Abstract
Forty-nine consecutive patients with intermittent or constant exotropia were examined by twenty-six months of age. No exophoria patients or patients with incomitant strabismus were included. Thirty-eight patients had intermittent exotropia and eleven had constant exotropia.
The intermittent group exhibited a mean angle size of thirty-one prism diopters and poor fusional control. These patients were unresponsive to occlusion therapy with only one improvement in sixteen patients who underwent an adequate trial.
Almost all intermittent exotropia patients were eligible for surgery based on angle size, fusional control and poor response to occlusion. Nineteen intermittents received bilateral lateral rectus muscle recessions.
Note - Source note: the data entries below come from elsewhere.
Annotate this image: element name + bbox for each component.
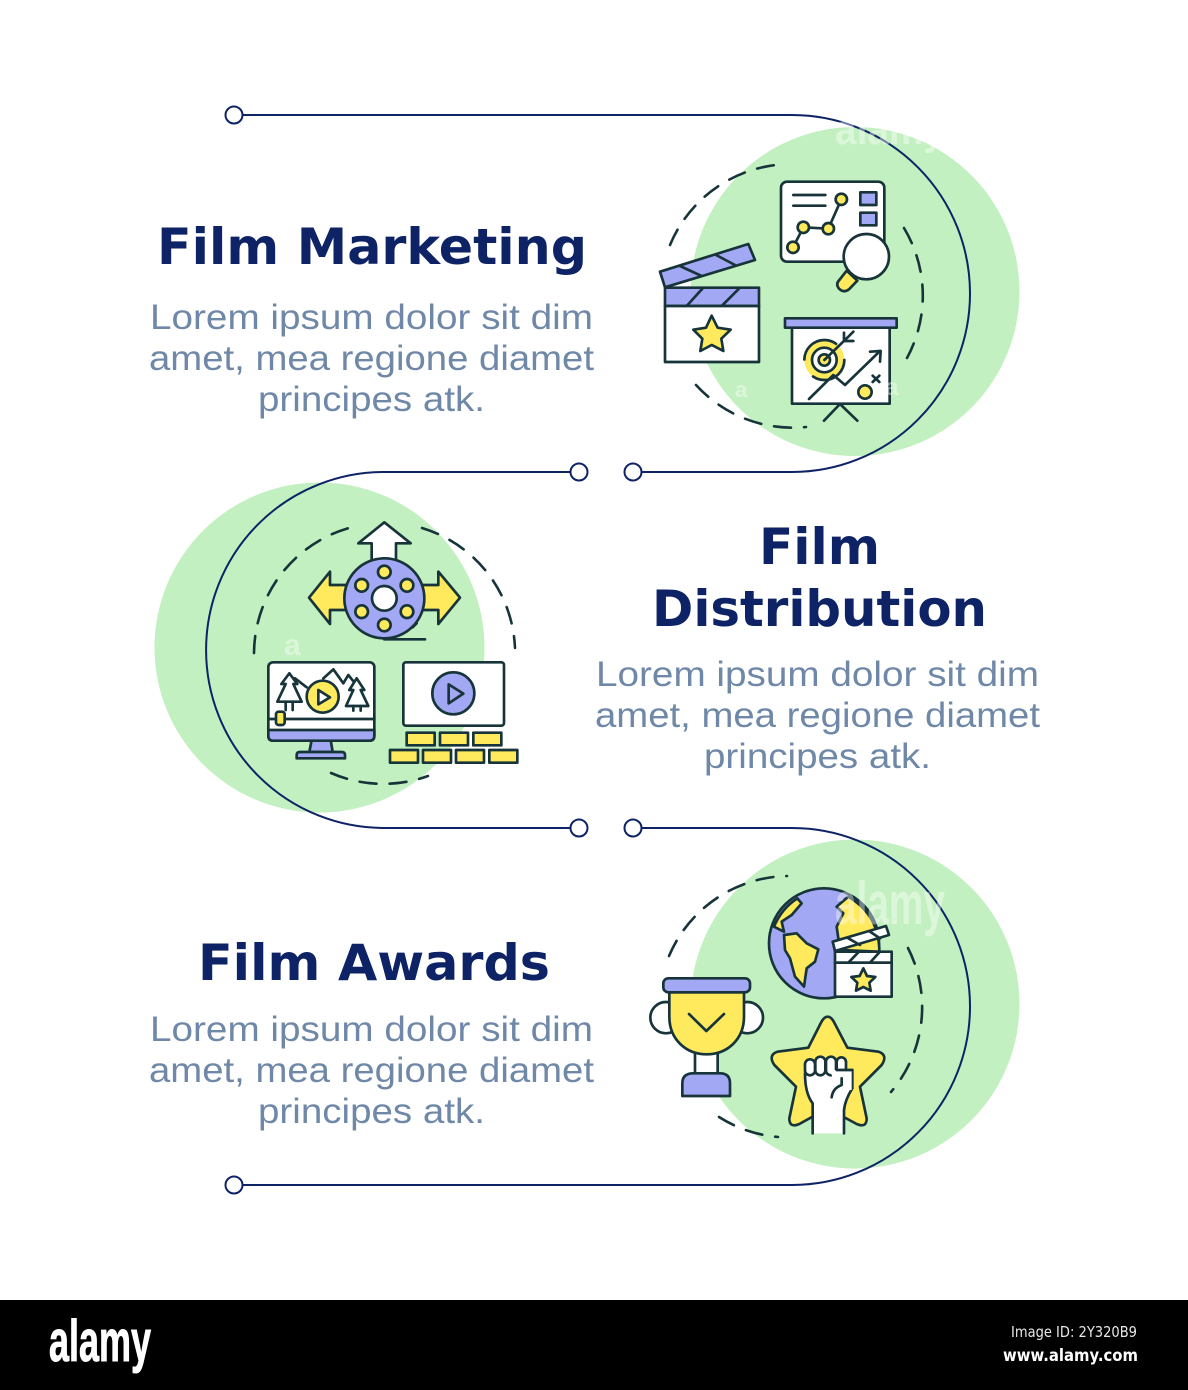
dashed ring: marketing <box>670 165 923 428</box>
heading: film distribution: Distribution <box>652 580 987 638</box>
green circle: distribution <box>154 482 484 812</box>
icon: analytics chart with magnifier <box>781 182 889 291</box>
green circle: awards <box>690 840 1020 1168</box>
panel: film awards text <box>149 934 594 1131</box>
icon: screen with seats <box>390 662 517 763</box>
icon: desktop monitor with video <box>268 662 374 758</box>
text block: marketing description: amet, mea regione diamet <box>149 339 594 378</box>
panel: film marketing text <box>149 218 594 419</box>
watermark <box>284 105 945 937</box>
text block: awards description <box>149 1010 594 1131</box>
footer image id: Image ID: 2Y320B9 <box>1011 1323 1137 1341</box>
heading: film marketing: Film Marketing <box>157 218 587 276</box>
watermark: a <box>885 374 899 401</box>
watermark: alamy <box>835 870 945 937</box>
watermark: alamy <box>835 105 945 154</box>
footer url: www.alamy.com <box>1003 1346 1138 1366</box>
dashed ring: distribution <box>254 528 515 784</box>
heading: film awards: Film Awards <box>198 934 550 992</box>
text block: distribution description: principes atk. <box>704 737 931 776</box>
green circle: marketing <box>690 127 1020 456</box>
connector line: top segment <box>226 106 970 480</box>
panel: film distribution text <box>595 518 1040 776</box>
text block: awards description: principes atk. <box>258 1092 485 1131</box>
icon: trophy <box>650 978 763 1096</box>
text block: marketing description: principes atk. <box>258 380 485 419</box>
connector line: bottom segment <box>226 820 970 1194</box>
dashed ring: awards <box>669 876 922 1137</box>
icon: star with raised fist <box>772 1017 884 1133</box>
heading: film distribution <box>652 518 987 638</box>
text block: distribution description: Lorem ipsum dolor sit dim <box>596 655 1039 694</box>
heading: film distribution: Film <box>759 518 880 576</box>
text block: marketing description <box>149 298 594 419</box>
footer bar <box>0 1300 1188 1390</box>
text block: distribution description <box>595 655 1040 776</box>
icon: film reel with arrows <box>309 522 460 639</box>
text block: awards description: Lorem ipsum dolor sit dim <box>150 1010 593 1049</box>
watermark: a <box>735 377 748 402</box>
icon: globe with clapperboard <box>769 888 892 998</box>
text block: marketing description: Lorem ipsum dolor sit dim <box>150 298 593 337</box>
connector line: middle segment <box>206 464 588 836</box>
icon: presentation board with target <box>785 318 897 421</box>
text block: distribution description: amet, mea regione diamet <box>595 696 1040 735</box>
footer logo: alamy <box>49 1309 151 1374</box>
text block: awards description: amet, mea regione diamet <box>149 1051 594 1090</box>
icon: clapperboard with star <box>660 244 759 362</box>
watermark: a <box>284 629 301 662</box>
Seventy-two percent of these patients achieved orthophoria or esophoria less than ten prism diopters with glasses. Three patients or sixteen percent were converted to monofixational esotropia.
The constant group also presented with large angle exotropia with a mean of forty-two prism diopters. This group was more variable in their findings and less likely to have nonsurgical therapy attempted. Eighty percent of the five patients that underwent surgery were aligned to within ten prism diopters.
Both groups exhibited neurologic disease. This was present in twenty-four percent of intermittent patients and fifty-five percent of the constant group. Atypical refractions were also present with myopia, astigmatism and anisometropia present in both groups although higher in the constant exotropia patients.